Quality: The proposed methods seem technically sound. The mathematical formulations for computing distribution parameters of geometric features are clearly derived (eq.2 can be improved). The network architecture modifications align well with the goal of propagating distributions. The experiments also appear rigorous.
Clarity: The paper is in general well-written and easy to follow.
Significance: The PDC representation and physics-inspired pretraining provide useful modeling advances. The superior performance demonstrates the significance of better capturing protein dynamics.
缺点
Limited evaluations: The evaluation is currently limited to only binding affinity prediction on a single dataset. Testing the methods on additional molecular modeling tasks and datasets would be beneficial to demonstrate broader utility.
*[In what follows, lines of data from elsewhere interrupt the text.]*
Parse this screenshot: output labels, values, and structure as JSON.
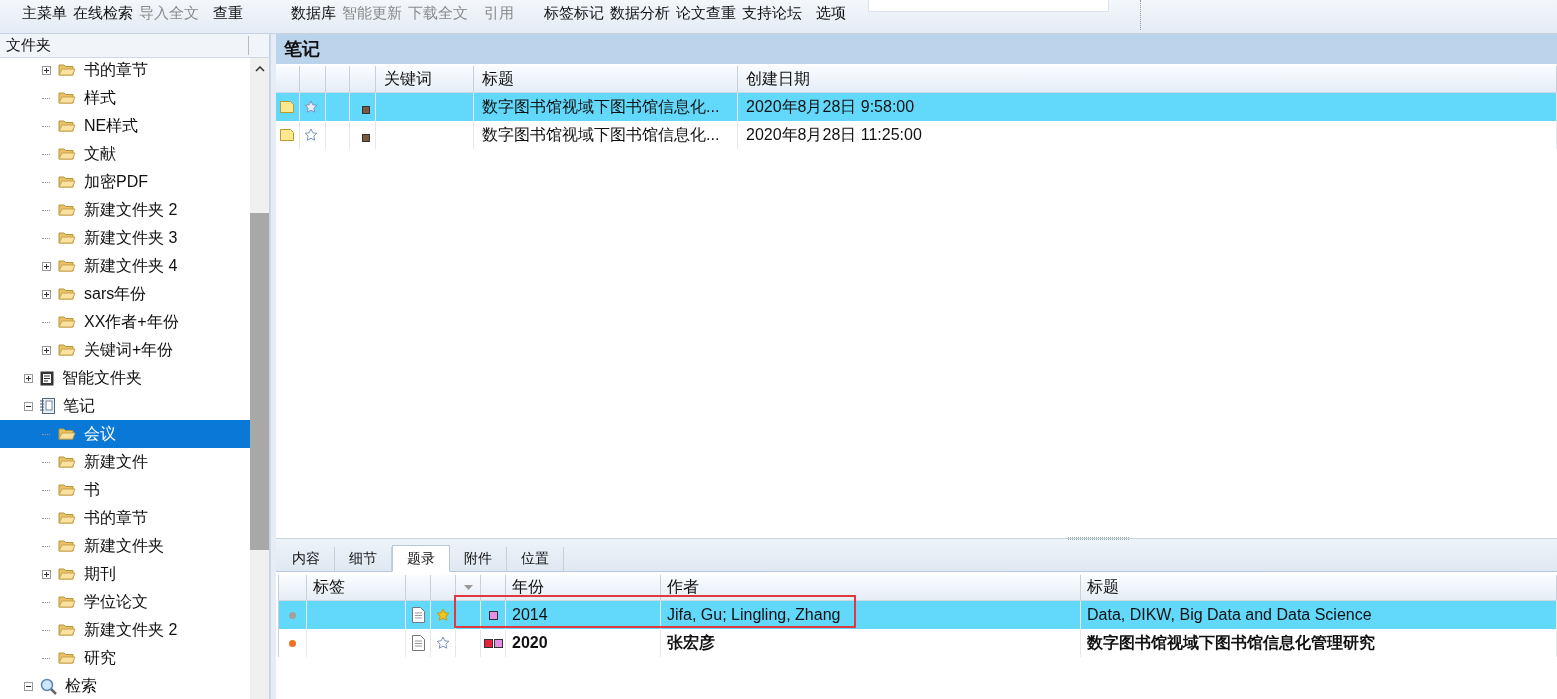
{
  "toolbar": {
    "groups": [
      [
        {
          "label": "主菜单",
          "disabled": false
        },
        {
          "label": "在线检索",
          "disabled": false
        },
        {
          "label": "导入全文",
          "disabled": true
        }
      ],
      [
        {
          "label": "查重",
          "disabled": false
        }
      ],
      [
        {
          "label": "数据库",
          "disabled": false
        },
        {
          "label": "智能更新",
          "disabled": true
        },
        {
          "label": "下载全文",
          "disabled": true
        }
      ],
      [
        {
          "label": "引用",
          "disabled": true
        }
      ],
      [
        {
          "label": "标签标记",
          "disabled": false
        },
        {
          "label": "数据分析",
          "disabled": false
        },
        {
          "label": "论文查重",
          "disabled": false
        },
        {
          "label": "支持论坛",
          "disabled": false
        }
      ],
      [
        {
          "label": "选项",
          "disabled": false
        }
      ]
    ]
  },
  "sidebar": {
    "title": "文件夹",
    "continued_items": [
      {
        "label": "书的章节",
        "kind": "folder",
        "expandable": true,
        "expanded": false,
        "selected": false
      },
      {
        "label": "样式",
        "kind": "folder",
        "expandable": false,
        "selected": false
      },
      {
        "label": "NE样式",
        "kind": "folder",
        "expandable": false,
        "selected": false
      },
      {
        "label": "文献",
        "kind": "folder",
        "expandable": false,
        "selected": false
      },
      {
        "label": "加密PDF",
        "kind": "folder",
        "expandable": false,
        "selected": false
      },
      {
        "label": "新建文件夹 2",
        "kind": "folder",
        "expandable": false,
        "selected": false
      },
      {
        "label": "新建文件夹 3",
        "kind": "folder",
        "expandable": false,
        "selected": false
      },
      {
        "label": "新建文件夹 4",
        "kind": "folder",
        "expandable": true,
        "expanded": false,
        "selected": false
      },
      {
        "label": "sars年份",
        "kind": "folder",
        "expandable": true,
        "expanded": false,
        "selected": false
      },
      {
        "label": "XX作者+年份",
        "kind": "folder",
        "expandable": false,
        "selected": false
      },
      {
        "label": "关键词+年份",
        "kind": "folder",
        "expandable": true,
        "expanded": false,
        "selected": false
      }
    ],
    "items": [
      {
        "label": "智能文件夹",
        "kind": "smart",
        "expandable": true,
        "expanded": false,
        "selected": false
      },
      {
        "label": "笔记",
        "kind": "notes",
        "expandable": true,
        "expanded": true,
        "selected": false,
        "children": [
          {
            "label": "会议",
            "kind": "folder",
            "expandable": false,
            "selected": true
          },
          {
            "label": "新建文件",
            "kind": "folder",
            "expandable": false,
            "selected": false
          },
          {
            "label": "书",
            "kind": "folder",
            "expandable": false,
            "selected": false
          },
          {
            "label": "书的章节",
            "kind": "folder",
            "expandable": false,
            "selected": false
          },
          {
            "label": "新建文件夹",
            "kind": "folder",
            "expandable": false,
            "selected": false
          },
          {
            "label": "期刊",
            "kind": "folder",
            "expandable": true,
            "expanded": false,
            "selected": false
          },
          {
            "label": "学位论文",
            "kind": "folder",
            "expandable": false,
            "selected": false
          },
          {
            "label": "新建文件夹 2",
            "kind": "folder",
            "expandable": false,
            "selected": false
          },
          {
            "label": "研究",
            "kind": "folder",
            "expandable": false,
            "selected": false
          }
        ]
      },
      {
        "label": "检索",
        "kind": "search",
        "expandable": true,
        "expanded": true,
        "selected": false
      }
    ]
  },
  "notes": {
    "title": "笔记",
    "columns": [
      "关键词",
      "标题",
      "创建日期"
    ],
    "rows": [
      {
        "selected": true,
        "starred": false,
        "label": {
          "color": "#7a5a3c"
        },
        "title": "数字图书馆视域下图书馆信息化...",
        "created": "2020年8月28日 9:58:00"
      },
      {
        "selected": false,
        "starred": false,
        "label": {
          "color": "#7a5a3c"
        },
        "title": "数字图书馆视域下图书馆信息化...",
        "created": "2020年8月28日 11:25:00"
      }
    ]
  },
  "reference": {
    "tabs": [
      {
        "label": "内容",
        "selected": false
      },
      {
        "label": "细节",
        "selected": false
      },
      {
        "label": "题录",
        "selected": true
      },
      {
        "label": "附件",
        "selected": false
      },
      {
        "label": "位置",
        "selected": false
      }
    ],
    "columns": [
      "标签",
      "年份",
      "作者",
      "标题"
    ],
    "rows": [
      {
        "selected": true,
        "unread": false,
        "status_dot": {
          "color": "#a0a0a0"
        },
        "starred": true,
        "tags": [
          {
            "color": "#e48ee4"
          }
        ],
        "year": "2014",
        "authors": "Jifa, Gu; Lingling, Zhang",
        "title": "Data, DIKW, Big Data and Data Science"
      },
      {
        "selected": false,
        "unread": true,
        "status_dot": {
          "color": "#f07020"
        },
        "starred": false,
        "tags": [
          {
            "color": "#e8203a"
          },
          {
            "color": "#e48ee4"
          }
        ],
        "year": "2020",
        "authors": "张宏彦",
        "title": "数字图书馆视域下图书馆信息化管理研究"
      }
    ],
    "annotations": [
      {
        "kind": "rectangle",
        "color": "#e0393e"
      }
    ]
  }
}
Significance: The gains over prior methods, while significant, are still arguably incremental.Discussing current limitations and potential future directions would enrich the discourse. Examining the model's performance in extreme cases (e.g., |ΔΔG| > 5) could probably yield insights.
Clarity: The intuition behind the physics-inspired pretraining (PIP) task could be explained more clearly. Some additional details on how optimizing the vectorized fluctuation target enables capturing thermodynamics would be helpful. The ablation studies could be elaborated on more to provide intuition about the contribution of each component. In particular, explaining the effect of the MRM in "Per-Structure" and "Overall" settings would make the gains more understandable. In general, some parts like the mathematical formulations are very technical and could use more plain language descriptions to make the concepts more accessible. The categorization of methods for comparison could be clarified further. Simply labeling methods like ESM-IF and MIF as "unsupervised/semi-supervised" is ambiguous, since all techniques are supervised trained on ∆∆G labels for the end task.
Spelling: Minor typographical errors need correction, such as "decpicts" in the caption of Figure 2.
问题
Extensions of PDC-Net: Have you considered evaluating PDC-Net on additional molecular modeling tasks beyond binding affinity prediction? Testing generalizability to other problems like protein structure prediction could better validate its utility.